Tunisian Human Rights League
- Formation: 1976
- Type: Human rights organization
- Region served: Tunisia
- Members: 3,000 (1985)
- Affiliations: Tunisian National Dialogue Quartet

= Tunisian Human Rights League =

Tunisian human rights organisation

The Tunisian Human Rights League (الرابطة التونسية للدفاع عن حقوق الإنسان, Ligue tunisienne des droits de l'homme, or LTDH) is an association to observe and defend human rights in Tunisia. It was founded in 1976, but associations had to be government-recognized, and the government delayed considerably before giving official recognition in May 1977. The organization's name is usually abbreviated LTDH, for its French name.

Hassib Ben Ammar was an early organizer who later received a United Nations Prize in the Field of Human Rights. Saâdeddine Zmerli was the first president and a longtime officer from the beginning of the organization till the year 2000. Mohamed Charfi is also a cofounder.

LDTH had about 1,000 members in 1982 and 3,000 in 1985, partly because it had taken stands against the death penalty and the release from prison of Islamists who had been "imprisoned for acts of conscience."

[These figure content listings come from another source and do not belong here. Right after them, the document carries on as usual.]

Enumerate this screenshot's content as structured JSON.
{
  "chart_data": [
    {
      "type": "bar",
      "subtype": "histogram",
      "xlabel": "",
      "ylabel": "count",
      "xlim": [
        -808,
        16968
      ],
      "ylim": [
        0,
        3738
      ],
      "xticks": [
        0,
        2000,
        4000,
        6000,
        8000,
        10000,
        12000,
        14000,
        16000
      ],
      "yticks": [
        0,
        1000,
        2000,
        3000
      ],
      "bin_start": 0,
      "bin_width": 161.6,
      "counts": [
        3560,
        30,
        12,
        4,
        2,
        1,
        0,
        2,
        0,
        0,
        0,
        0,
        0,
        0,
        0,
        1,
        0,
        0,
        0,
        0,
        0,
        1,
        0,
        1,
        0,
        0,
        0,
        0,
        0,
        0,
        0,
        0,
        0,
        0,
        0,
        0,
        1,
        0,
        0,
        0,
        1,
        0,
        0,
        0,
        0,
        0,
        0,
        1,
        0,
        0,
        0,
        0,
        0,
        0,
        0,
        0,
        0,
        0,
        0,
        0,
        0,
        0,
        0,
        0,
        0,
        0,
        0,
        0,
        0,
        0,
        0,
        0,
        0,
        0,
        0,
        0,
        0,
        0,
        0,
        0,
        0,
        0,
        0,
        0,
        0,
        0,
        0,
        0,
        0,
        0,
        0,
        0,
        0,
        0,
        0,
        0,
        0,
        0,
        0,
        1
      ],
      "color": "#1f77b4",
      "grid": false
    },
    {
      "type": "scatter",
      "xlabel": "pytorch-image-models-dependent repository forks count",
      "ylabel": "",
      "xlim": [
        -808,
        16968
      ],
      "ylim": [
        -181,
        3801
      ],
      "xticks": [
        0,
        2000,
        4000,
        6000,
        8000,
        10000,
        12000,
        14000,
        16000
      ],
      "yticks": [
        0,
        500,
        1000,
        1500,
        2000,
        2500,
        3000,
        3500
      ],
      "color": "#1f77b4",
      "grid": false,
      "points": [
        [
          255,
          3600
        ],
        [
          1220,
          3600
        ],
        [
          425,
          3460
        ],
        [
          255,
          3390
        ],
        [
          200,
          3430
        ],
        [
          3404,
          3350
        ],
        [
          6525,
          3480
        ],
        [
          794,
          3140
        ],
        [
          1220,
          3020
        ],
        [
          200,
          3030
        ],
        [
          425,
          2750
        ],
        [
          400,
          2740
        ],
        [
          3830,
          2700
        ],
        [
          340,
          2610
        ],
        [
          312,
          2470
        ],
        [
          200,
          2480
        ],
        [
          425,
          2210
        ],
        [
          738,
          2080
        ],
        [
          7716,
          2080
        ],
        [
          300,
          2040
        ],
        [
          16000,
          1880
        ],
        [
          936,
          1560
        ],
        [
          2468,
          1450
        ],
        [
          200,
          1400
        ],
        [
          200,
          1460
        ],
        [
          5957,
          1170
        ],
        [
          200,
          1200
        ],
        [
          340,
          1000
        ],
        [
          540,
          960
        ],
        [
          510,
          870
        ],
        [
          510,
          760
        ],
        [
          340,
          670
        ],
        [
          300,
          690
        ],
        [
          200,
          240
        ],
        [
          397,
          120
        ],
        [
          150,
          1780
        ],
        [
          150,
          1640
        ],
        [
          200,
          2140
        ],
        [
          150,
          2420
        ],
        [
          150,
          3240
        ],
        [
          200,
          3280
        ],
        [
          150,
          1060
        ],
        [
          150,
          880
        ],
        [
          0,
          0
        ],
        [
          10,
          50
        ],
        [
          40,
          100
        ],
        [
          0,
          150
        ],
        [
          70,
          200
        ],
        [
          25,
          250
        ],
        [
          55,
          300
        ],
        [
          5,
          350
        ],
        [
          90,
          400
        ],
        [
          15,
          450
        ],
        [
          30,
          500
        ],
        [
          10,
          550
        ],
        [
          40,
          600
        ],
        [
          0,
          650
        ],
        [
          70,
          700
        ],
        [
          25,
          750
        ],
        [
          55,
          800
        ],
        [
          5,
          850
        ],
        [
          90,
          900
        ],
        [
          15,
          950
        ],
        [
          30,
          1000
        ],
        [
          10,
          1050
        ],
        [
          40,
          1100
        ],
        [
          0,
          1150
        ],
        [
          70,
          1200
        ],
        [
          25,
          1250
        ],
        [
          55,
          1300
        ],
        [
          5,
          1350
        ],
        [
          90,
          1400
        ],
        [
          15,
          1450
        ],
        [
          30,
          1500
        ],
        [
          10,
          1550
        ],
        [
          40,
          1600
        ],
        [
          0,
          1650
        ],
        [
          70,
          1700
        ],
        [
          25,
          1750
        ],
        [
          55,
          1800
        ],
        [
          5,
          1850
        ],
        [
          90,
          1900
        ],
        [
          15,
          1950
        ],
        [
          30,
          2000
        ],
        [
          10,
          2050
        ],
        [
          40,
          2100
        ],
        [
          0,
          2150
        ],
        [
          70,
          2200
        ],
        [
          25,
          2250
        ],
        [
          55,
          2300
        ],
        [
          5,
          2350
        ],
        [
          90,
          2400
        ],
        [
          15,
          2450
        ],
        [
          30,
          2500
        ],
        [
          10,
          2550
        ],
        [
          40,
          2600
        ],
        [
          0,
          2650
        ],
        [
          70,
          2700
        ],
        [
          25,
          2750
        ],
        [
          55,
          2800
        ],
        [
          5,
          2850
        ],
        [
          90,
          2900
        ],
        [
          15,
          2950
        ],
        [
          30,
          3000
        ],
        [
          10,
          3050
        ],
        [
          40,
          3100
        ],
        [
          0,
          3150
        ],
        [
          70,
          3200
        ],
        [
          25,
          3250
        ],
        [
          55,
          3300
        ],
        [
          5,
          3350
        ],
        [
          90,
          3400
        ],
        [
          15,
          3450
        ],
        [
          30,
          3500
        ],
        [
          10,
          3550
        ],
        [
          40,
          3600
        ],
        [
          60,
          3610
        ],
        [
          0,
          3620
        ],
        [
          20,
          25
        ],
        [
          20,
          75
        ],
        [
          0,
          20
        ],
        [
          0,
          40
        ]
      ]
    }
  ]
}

"Four of its leaders, including two of its founders and its first two presidents" were made ministers in the 1987 Tunisian government.

The National Dialogue Quartet, comprising the Tunisian Human Rights League, the Tunisian General Labour Union, the Tunisian Confederation of Industry, Trade and Handicrafts and the Tunisian Order of Lawyers, was announced as the laureate of the 2015 Nobel Peace Prize "for its decisive contribution to the building of a pluralistic democracy in Tunisia in the wake of the Jasmine Revolution of 2011."